Privacy-Preserving Federated Learning via Differential Privacy and Homomorphic Encryption for Cardiovascular Disease Risk Modeling

Protecting sensitive health data while enabling collaborative analysis is a central challenge in healthcare. Traditional machine learning (ML) requires institutions to pool anonymized patient records, centralizing analytical development and privacy risks at a single site. Privacy-enhancing technologies (PETs), including Differential Privacy (DP) and Homomorphic Encryption (HE), can mitigate these risks. However, they are mainly studied in conventional data-sharing settings and often introduce trade-offs, including reduced model utility, higher computational cost, and increased implementation complexity.

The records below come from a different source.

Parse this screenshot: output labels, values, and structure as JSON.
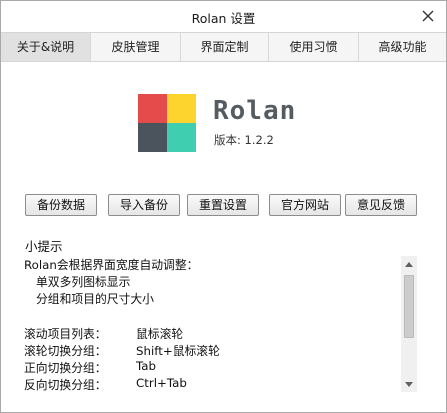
{
  "window": {
    "title": "Rolan 设置"
  },
  "tabs": [
    {
      "label": "关于&说明",
      "active": true
    },
    {
      "label": "皮肤管理",
      "active": false
    },
    {
      "label": "界面定制",
      "active": false
    },
    {
      "label": "使用习惯",
      "active": false
    },
    {
      "label": "高级功能",
      "active": false
    }
  ],
  "about": {
    "app_name": "Rolan",
    "version": "版本: 1.2.2",
    "logo_colors": [
      "#e64b4b",
      "#fdd42e",
      "#4b545c",
      "#3fcfb0"
    ]
  },
  "buttons": {
    "backup": "备份数据",
    "import": "导入备份",
    "reset": "重置设置",
    "website": "官方网站",
    "feedback": "意见反馈"
  },
  "tips": {
    "title": "小提示",
    "lines": [
      "Rolan会根据界面宽度自动调整：",
      "单双多列图标显示",
      "分组和项目的尺寸大小"
    ],
    "shortcuts": [
      {
        "action": "滚动项目列表：",
        "key": "鼠标滚轮"
      },
      {
        "action": "滚轮切换分组：",
        "key": "Shift+鼠标滚轮"
      },
      {
        "action": "正向切换分组：",
        "key": "Tab"
      },
      {
        "action": "反向切换分组：",
        "key": "Ctrl+Tab"
      }
    ]
  },
  "scrollbar": {
    "position_fraction": 0.0
  }
}
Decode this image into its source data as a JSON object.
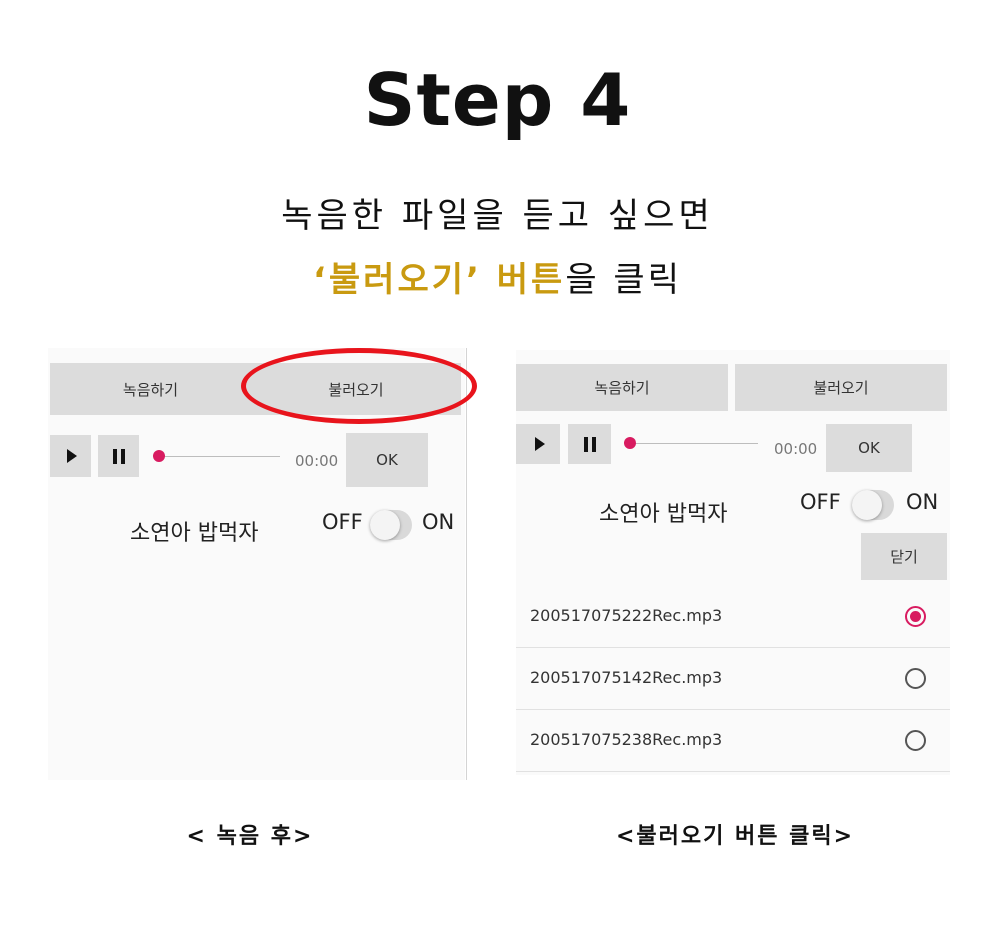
{
  "title": "Step 4",
  "subtitle_line1": "녹음한 파일을 듣고 싶으면",
  "subtitle_line2_highlight": "‘불러오기’ 버튼",
  "subtitle_line2_rest": "을 클릭",
  "colors": {
    "highlight": "#c99a10",
    "accent_pink": "#d81b60",
    "ellipse_red": "#e8141c"
  },
  "left_panel": {
    "record_button": "녹음하기",
    "load_button": "불러오기",
    "time": "00:00",
    "ok_button": "OK",
    "name": "소연아 밥먹자",
    "switch_off": "OFF",
    "switch_on": "ON",
    "caption": "< 녹음 후>"
  },
  "right_panel": {
    "record_button": "녹음하기",
    "load_button": "불러오기",
    "time": "00:00",
    "ok_button": "OK",
    "name": "소연아 밥먹자",
    "switch_off": "OFF",
    "switch_on": "ON",
    "close_button": "닫기",
    "files": [
      {
        "name": "200517075222Rec.mp3",
        "selected": true
      },
      {
        "name": "200517075142Rec.mp3",
        "selected": false
      },
      {
        "name": "200517075238Rec.mp3",
        "selected": false
      }
    ],
    "caption": "<불러오기 버튼 클릭>"
  },
  "icons": [
    "play-icon",
    "pause-icon",
    "seek-thumb-icon",
    "radio-checked-icon",
    "radio-unchecked-icon"
  ]
}
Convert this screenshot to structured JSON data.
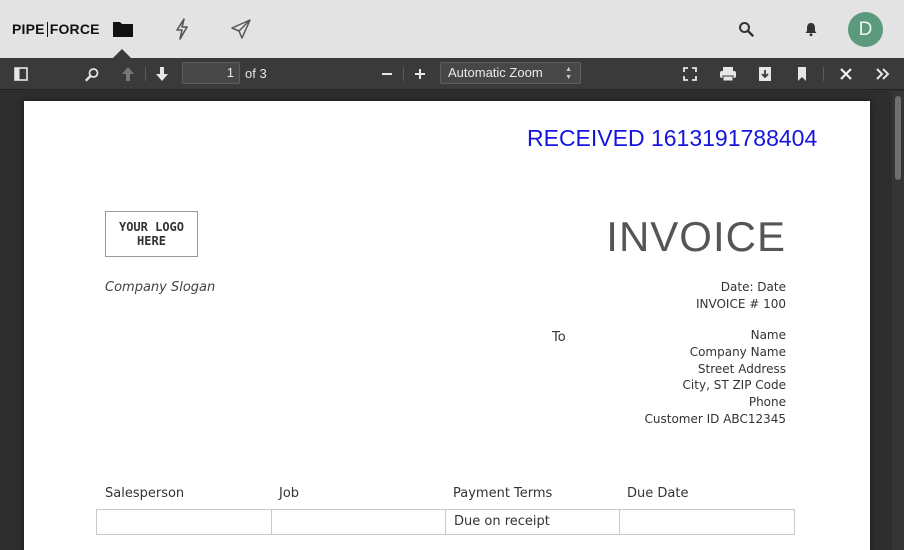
{
  "app": {
    "brand_left": "PIPE",
    "brand_right": "FORCE",
    "avatar_initial": "D",
    "avatar_color": "#5c9a7e"
  },
  "nav": {
    "icons": [
      "folder-icon",
      "lightning-icon",
      "send-icon"
    ],
    "right_icons": [
      "search-icon",
      "bell-icon"
    ]
  },
  "pdf_toolbar": {
    "current_page": "1",
    "page_count_label": "of 3",
    "zoom": "Automatic Zoom"
  },
  "document": {
    "stamp": "RECEIVED 1613191788404",
    "stamp_color": "#1515dd",
    "logo_placeholder_line1": "YOUR LOGO",
    "logo_placeholder_line2": "HERE",
    "slogan": "Company Slogan",
    "title": "INVOICE",
    "date_line": "Date: Date",
    "invoice_number": "INVOICE # 100",
    "to_label": "To",
    "recipient": {
      "name": "Name",
      "company": "Company Name",
      "street": "Street Address",
      "city": "City, ST ZIP Code",
      "phone": "Phone",
      "customer_id": "Customer ID ABC12345"
    },
    "table": {
      "headers": [
        "Salesperson",
        "Job",
        "Payment Terms",
        "Due Date"
      ],
      "rows": [
        [
          "",
          "",
          "Due on receipt",
          ""
        ]
      ]
    }
  }
}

Federated Learning (FL) reduces data centralization by enabling institutions to train models locally and share only model updates. Nevertheless, FL does not eliminate privacy risks, as shared parameters or gradients may still reveal sensitive information. Integrating DP or HE into FL can strengthen privacy guarantees, yet their comparative performance and deployment implications in real-world healthcare settings remain unclear. We systematically evaluated DP and HE integration in FL under real-world conditions, comparing them with standard FL and centralized ML (cML) to quantify privacy-utility trade-offs in multi-institutional settings. Using nationwide Swedish healthcare data, we evaluated cardiovascular disease risk prediction using logistic regression (LR) and neural network (NN) learners. FL with HE achieved performance comparable to cML but introduced measurable cryptographic overhead, particularly in the NN implementation. FL with DP incurred lower computational cost; however, LR was more sensitive to calibrated noise than the NN, resulting in greater performance degradation. Our findings provide practical guidance for deploying privacy-preserving FL in fragmented healthcare systems.